It's Cocktail World Cup

Team New Zealand Kapai (from left) Dan Miles, Claire Harlick and Jason Clark.
Team New Zealand Kapai (from left) Dan Miles, Claire Harlick and Jason Clark.
When 45 of the world's best mixologists (yes, there is such a word) congregate in the same town, several things are guaranteed to happen: there will be madness, there will be mayhem and there will be an abundance of tasty cocktails made.

The fifth annual Cocktail World Cup will begin in Queenstown on Tuesday.

42 Below "vodka professor" Jacob Briars reckons it is the "Olympics" of bar tending, not an event to be taken lightly.

The competition is intense and the events extreme and, for the first time, Queenstown will have two of its own representing New Zealand.

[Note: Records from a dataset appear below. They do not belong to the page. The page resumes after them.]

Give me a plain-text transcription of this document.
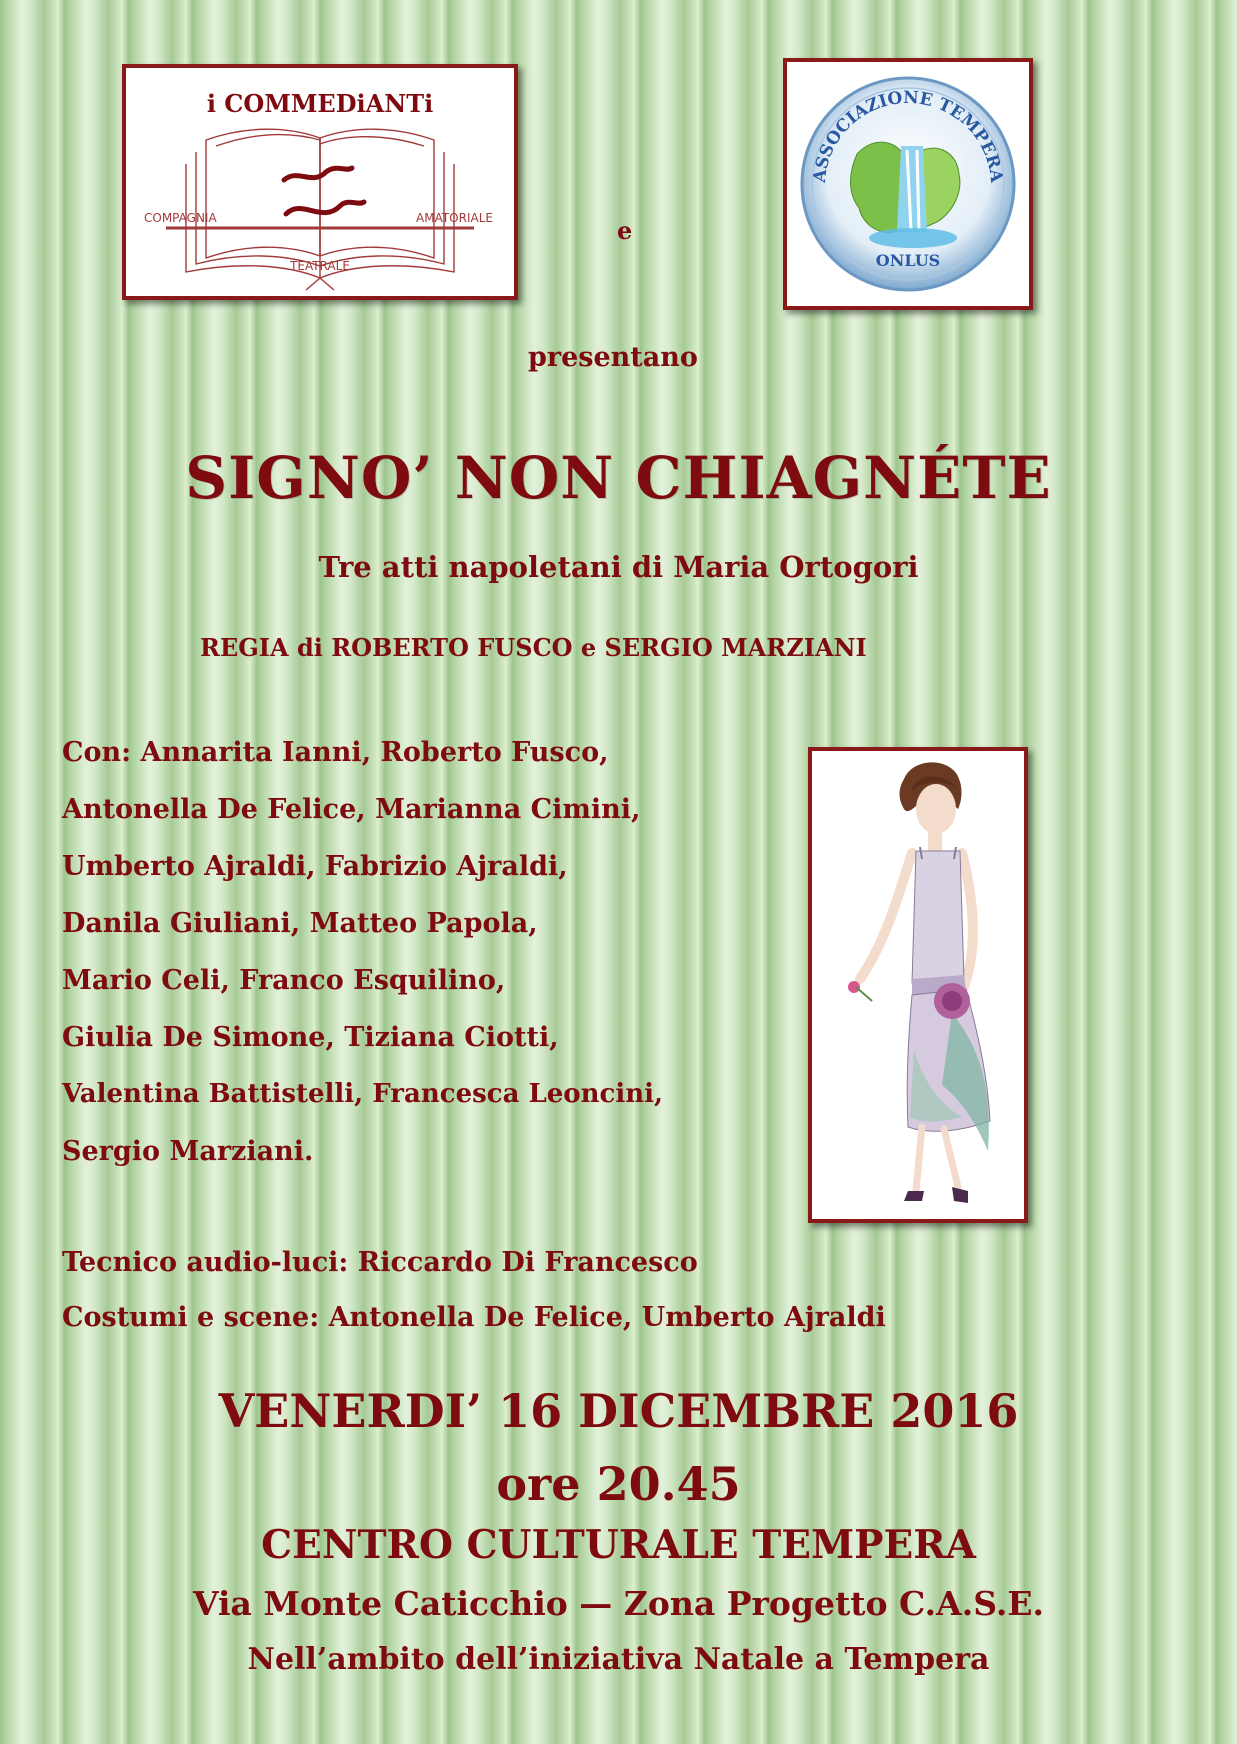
i COMMEDiANTi
COMPAGNIA	AMATORIALE
TEATRALE
e
ASSOCIAZIONE TEMPERA
ONLUS
presentano
SIGNO’ NON CHIAGNÉTE
Tre atti napoletani di Maria Ortogori
REGIA di ROBERTO FUSCO e SERGIO MARZIANI
Con: Annarita Ianni, Roberto Fusco,
Antonella De Felice, Marianna Cimini,
Umberto Ajraldi, Fabrizio Ajraldi,
Danila Giuliani, Matteo Papola,
Mario Celi, Franco Esquilino,
Giulia De Simone, Tiziana Ciotti,
Valentina Battistelli, Francesca Leoncini,
Sergio Marziani.
Tecnico audio-luci: Riccardo Di Francesco
Costumi e scene: Antonella De Felice, Umberto Ajraldi
VENERDI’ 16 DICEMBRE 2016
ore 20.45
CENTRO CULTURALE TEMPERA
Via Monte Caticchio — Zona Progetto C.A.S.E.
Nell’ambito dell’iniziativa Natale a Tempera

Debajo's Jason Clark and Eichardts' Dan Miles have been named in the Team New Zealand Kapai team, the third member being Wellington's Claire Harlick, who works at the Matterhorn.

Miss Harlick last year represented Scotland, but Cup rules state you cannot represent the same country twice.

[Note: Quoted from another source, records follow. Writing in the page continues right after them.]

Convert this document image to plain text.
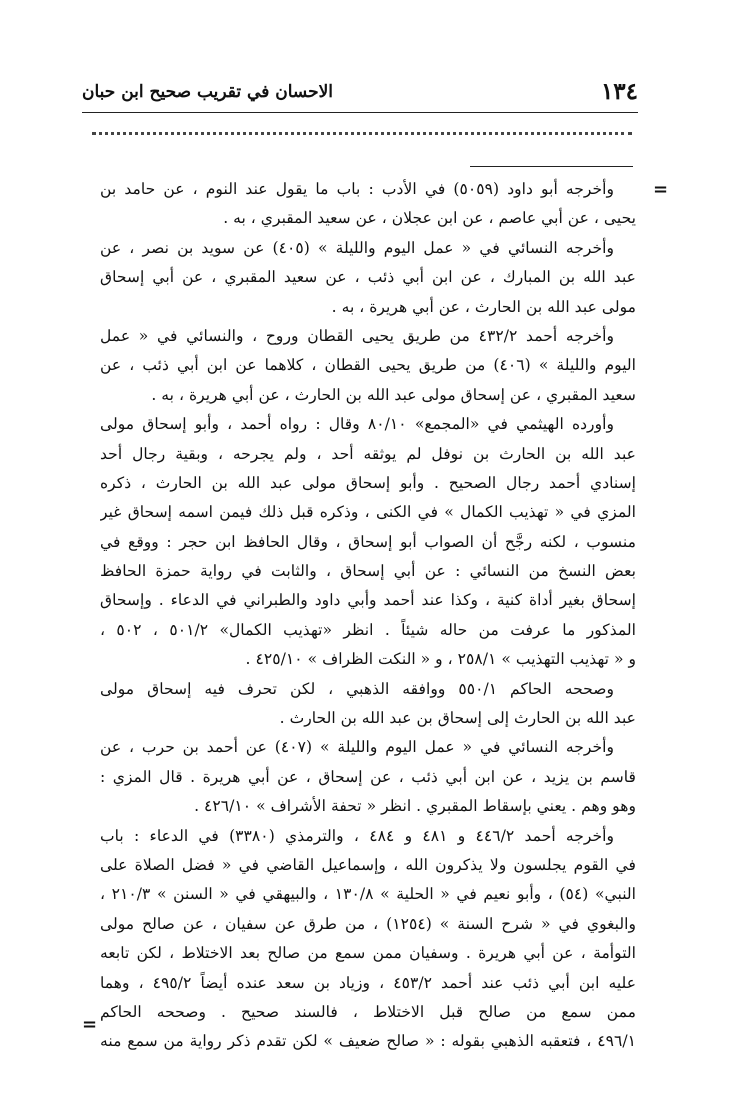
١٣٤
الاحسان في تقريب صحيح ابن حبان
=
وأخرجه أبو داود (٥٠٥٩) في الأدب : باب ما يقول عند النوم ، عن حامد بن
يحيى ، عن أبي عاصم ، عن ابن عجلان ، عن سعيد المقبري ، به .
وأخرجه النسائي في « عمل اليوم والليلة » (٤٠٥) عن سويد بن نصر ، عن
عبد الله بن المبارك ، عن ابن أبي ذئب ، عن سعيد المقبري ، عن أبي إسحاق
مولى عبد الله بن الحارث ، عن أبي هريرة ، به .
وأخرجه أحمد ٤٣٢/٢ من طريق يحيى القطان وروح ، والنسائي في « عمل
اليوم والليلة » (٤٠٦) من طريق يحيى القطان ، كلاهما عن ابن أبي ذئب ، عن
سعيد المقبري ، عن إسحاق مولى عبد الله بن الحارث ، عن أبي هريرة ، به .
وأورده الهيثمي في «المجمع» ٨٠/١٠ وقال : رواه أحمد ، وأبو إسحاق مولى
عبد الله بن الحارث بن نوفل لم يوثقه أحد ، ولم يجرحه ، وبقية رجال أحد
إسنادي أحمد رجال الصحيح . وأبو إسحاق مولى عبد الله بن الحارث ، ذكره
المزي في « تهذيب الكمال » في الكنى ، وذكره قبل ذلك فيمن اسمه إسحاق غير
منسوب ، لكنه رجَّح أن الصواب أبو إسحاق ، وقال الحافظ ابن حجر : ووقع في
بعض النسخ من النسائي : عن أبي إسحاق ، والثابت في رواية حمزة الحافظ
إسحاق بغير أداة كنية ، وكذا عند أحمد وأبي داود والطبراني في الدعاء . وإسحاق
المذكور ما عرفت من حاله شيئاً . انظر «تهذيب الكمال» ٥٠١/٢ ، ٥٠٢ ،
و « تهذيب التهذيب » ٢٥٨/١ ، و « النكت الظراف » ٤٢٥/١٠ .
وصححه الحاكم ٥٥٠/١ ووافقه الذهبي ، لكن تحرف فيه إسحاق مولى
عبد الله بن الحارث إلى إسحاق بن عبد الله بن الحارث .
وأخرجه النسائي في « عمل اليوم والليلة » (٤٠٧) عن أحمد بن حرب ، عن
قاسم بن يزيد ، عن ابن أبي ذئب ، عن إسحاق ، عن أبي هريرة . قال المزي :
وهو وهم . يعني بإسقاط المقبري . انظر « تحفة الأشراف » ٤٢٦/١٠ .
وأخرجه أحمد ٤٤٦/٢ و ٤٨١ و ٤٨٤ ، والترمذي (٣٣٨٠) في الدعاء : باب
في القوم يجلسون ولا يذكرون الله ، وإسماعيل القاضي في « فضل الصلاة على
النبي» (٥٤) ، وأبو نعيم في « الحلية » ١٣٠/٨ ، والبيهقي في « السنن » ٢١٠/٣ ،
والبغوي في « شرح السنة » (١٢٥٤) ، من طرق عن سفيان ، عن صالح مولى
التوأمة ، عن أبي هريرة . وسفيان ممن سمع من صالح بعد الاختلاط ، لكن تابعه
عليه ابن أبي ذئب عند أحمد ٤٥٣/٢ ، وزياد بن سعد عنده أيضاً ٤٩٥/٢ ، وهما
ممن سمع من صالح قبل الاختلاط ، فالسند صحيح . وصححه الحاكم
٤٩٦/١ ، فتعقبه الذهبي بقوله : « صالح ضعيف » لكن تقدم ذكر رواية من سمع منه
=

For the Queenstown lads the pressure is well and truly on.

"It's one thing to represent your country, it's another thing to represent your country in the town you live, in front of all your friends and colleagues," Mr Miles said.

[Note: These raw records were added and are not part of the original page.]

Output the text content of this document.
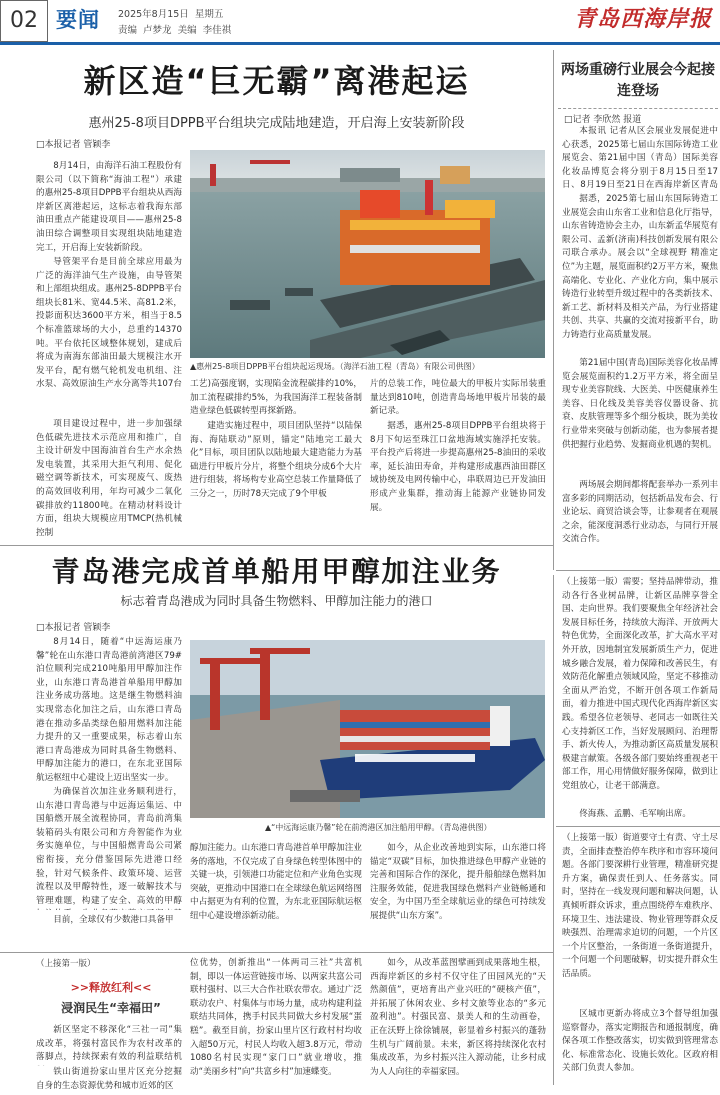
02 要闻 2025年8月15日 星期五
责编 卢梦龙 美编 李佳祺	青岛西海岸报
新区造“巨无霸”离港起运
惠州25-8项目DPPB平台组块完成陆地建造，开启海上安装新阶段
□本报记者 管颖李
8月14日，由海洋石油工程股份有限公司（以下简称“海油工程”）承建的惠州25-8项目DPPB平台组块从西海岸新区离港起运，这标志着我海东部油田重点产能建设项目——惠州25-8油田综合调整项目实现组块陆地建造完工，开启海上安装新阶段。
导管架平台是目前全球应用最为广泛的海洋油气生产设施，由导管架和上部组块组成。惠州25-8DPPB平台组块长81米、宽44.5米、高81.2米，投影面积达3600平方米，相当于8.5个标准篮球场的大小，总重约14370吨。平台依托区域整体规划，建成后将成为南海东部油田最大规模注水开发平台，配有燃气轮机发电机组、注水泵、高效原油生产水分离等共107台
项目建设过程中，进一步加强绿色低碳先进技术示范应用和推广，自主设计研发中国海油首台生产水余热发电装置，其采用大拒气利用、促化磁空调等新技术，可实现废气、废热的高效回收利用，年均可减少二氧化碳排放约11800吨。在精动材料设计方面，组块大规模应用TMCP(热机械控制
▲惠州25-8项目DPPB平台组块起运现场。（海洋石油工程（青岛）有限公司供图）
工艺)高强度钢，实现陷金流程碳排约10%，加工流程碳排约5%，为我国海洋工程装备制造业绿色低碳转型再探新路。
建造实施过程中，项目团队坚持“以陆保海、海陆联动”原则，锚定“陆地完工最大化”目标，项目团队以陆地最大建造能力为基础进行甲板片分片，将整个组块分成6个大片进行组装，将场构专业高空总装工作量降低了三分之一，历时78天完成了9个甲板
片的总装工作，吨位最大的甲板片实际吊装重量达到810吨，创造青岛场地甲板片吊装的最新记录。
据悉，惠州25-8项目DPPB平台组块将于8月下旬运至珠江口盆地海域实施浮托安装。平台投产后将进一步提高惠州25-8油田的采收率，延长油田寿命，并构建形成惠西油田群区域协统及电网传输中心，串联周边已开发油田形成产业集群，推动海上能源产业链协同发展。
两场重磅行业展会今起接连登场
□记者 李欣然 报道
本报讯 记者从区会展业发展促进中心获悉，2025第七届山东国际铸造工业展览会、第21届中国（青岛）国际美容化妆品博览会将分别于8月15日至17日、8月19日至21日在西海岸新区青岛
据悉，2025第七届山东国际铸造工业展览会由山东省工业和信息化厅指导，山东省铸造协会主办，山东新孟华展览有限公司、孟新(济南)科技创新发展有限公司联合承办。展会以“全球视野 精准定位”为主题，展览面积约2万平方米，聚焦高端化、专业化、产业化方向，集中展示铸造行业转型升级过程中的各类新技术、新工艺、新材料及相关产品，为行业搭建共创、共享、共赢的交流对接新平台，助力铸造行业高质量发展。
第21届中国(青岛)国际美容化妆品博览会展览面积约1.2万平方米，将全面呈现专业美容院线、大医美、中医健康养生美容、日化线及美容美容仪器设备、抗衰、皮肤管理等多个细分板块，既为美妆行业带来突破与创新动能，也为参展者提供把握行业趋势、发掘商业机遇的契机。
两场展会期间都将配套举办一系列丰富多彩的同期活动，包括新品发布会、行业论坛、商贸洽谈会等，让参观者在观展之余，能深度洞悉行业动态，与同行开展交流合作。
（上接第一版）需要；坚持品牌带动，推动各行各业树品牌，让新区品牌享誉全国、走向世界。我们要聚焦全年经济社会发展目标任务，持续放大海洋、开放两大特色优势，全面深化改革，扩大高水平对外开放，因地制宜发展新质生产力，促进城乡融合发展，着力保障和改善民生，有效防范化解重点领域风险，坚定不移推动全面从严治党，不断开创各项工作新局面，着力推进中国式现代化西海岸新区实践。希望各位老领导、老同志一如既往关心支持新区工作，当好发展顾问、治理帮手、新火传人，为推动新区高质量发展积极建言献策。各级各部门要始终重视老干部工作，用心用情做好服务保障，做到让党组放心，让老干部满意。
佟海燕、孟鹏、毛军响出席。
（上接第一版）街道要守土有责、守土尽责，全面排查整治停车秩序和市容环境问题。各部门要深耕行业管理，精准研究提升方案，确保责任到人、任务落实。同时，坚持在一线发现问题和解决问题，认真倾听群众诉求，重点围绕停车难秩序、环境卫生、违法建设、物业管理等群众反映强烈、治理需求迫切的问题，一个片区一个片区整治，一条街道一条街道提升，一个问题一个问题破解，切实提升群众生活品质。
区城市更新办将成立3个督导组加强巡察督办，落实定期报告和通报制度，确保各项工作整改落实，切实做到管理常态化、标准常态化、设施长效化。区政府相关部门负责人参加。
青岛港完成首单船用甲醇加注业务
标志着青岛港成为同时具备生物燃料、甲醇加注能力的港口
□本报记者 管颖李
8月14日，随着“中远海运康乃馨”轮在山东港口青岛港前湾港区79#泊位顺利完成210吨船用甲醇加注作业，山东港口青岛港首单船用甲醇加注业务成功落地。这是继生物燃料油实现常态化加注之后，山东港口青岛港在推动多品类绿色船用燃料加注能力提升的又一重要成果，标志着山东港口青岛港成为同时具备生物燃料、甲醇加注能力的港口，在东北亚国际航运枢纽中心建设上迈出坚实一步。
为确保首次加注业务顺利进行，山东港口青岛港与中远海运集运、中国船燃开展全流程协同，青岛前湾集装箱码头有限公司和方舟智能作为业务实施单位，与中国船燃青岛公司紧密衔接，充分借鉴国际先进港口经验，针对气候条件、政策环境、运营流程以及甲醇特性，逐一破解技术与管理难题，构建了安全、高效的甲醇
目前，全球仅有少数港口具备甲
▲“中远海运康乃馨”轮在前湾港区加注船用甲醇。（青岛港供图）
醇加注能力。山东港口青岛港首单甲醇加注业务的落地，不仅完成了自身绿色转型体图中的关键一块，引领港口功能定位和产业角色实现突破，更推动中国港口在全球绿色航运网络图中占据更为有利的位置，为东北亚国际航运枢纽中心建设增添新动能。
如今，从企业改善地到实际，山东港口将锚定“双碳”目标，加快推进绿色甲醇产业链的完善和国际合作的深化，提升船舶绿色燃料加注服务效能，促进我国绿色燃料产业链畅通和安全，为中国乃至全球航运业的绿色可持续发展提供“山东方案”。
（上接第一版）
>>释放红利<<
浸润民生“幸福田”
新区坚定不移深化“三社一司”集成改革，将强村富民作为农村改革的落脚点，持续探索有效的利益联结机
铁山街道扮家山里片区充分挖掘自身的生态资源优势和城市近郊的区
位优势，创新推出“一体两司三社”共富机制，即以一体运营链接市场、以两家共富公司联村强村、以三大合作社联农带农。通过广泛联动农户、村集体与市场力量，成功构建利益联结共同体，携手村民共同做大乡村发展“蛋糕”。截至目前，扮家山里片区行政村村均收入超50万元，村民人均收入超3.8万元，带动1080名村民实现“家门口”就业增收，推动“美丽乡村”向“共富乡村”加速蝶变。
如今，从改革蓝图擘画到成果落地生根，西海岸新区的乡村不仅守住了田园风光的“天然颜值”，更培育出产业兴旺的“硬核产值”，并拓展了休闲农业、乡村文旅等业态的“多元盈利池”。村强民富、景美人和的生动画卷，正在沃野上徐徐铺展，彰显着乡村振兴的蓬勃生机与广阔前景。未来，新区将持续深化农村集成改革，为乡村振兴注入源动能，让乡村成为人人向往的幸福家园。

While New Zealand teams previously have not been able to resist the temptation to go "totally Kiwiana", which has been confusing for the panel of primarily international judges, the Kapai team would be offering something "completely different".

Just what will be revealed next week.

The team is hoping their recipe will help them be the first New Zealand team to win the cup final.

One of the New Zealand teams last year was runner-up to the Las Vegas team.

Mr Briars said the event was a "once-in-a-lifetime opportunity", not only for those who had never left their home country to travel to Queenstown, but for the chance to expose ideas to the best in the industry.

"We bring 45 of the best bar tenders together . . . you're going to get great electricity.

"A lot of ideas get exchanged, new ideas get exposed. Those ideas can end up [on cocktail menus]."

The competition works on a running tally after the completion of small challenges through the week.

Teams are judged on all the skills that go into bar tending, not the least of which will be showmanship. And rest assured, the cocktails will be in a class of their own.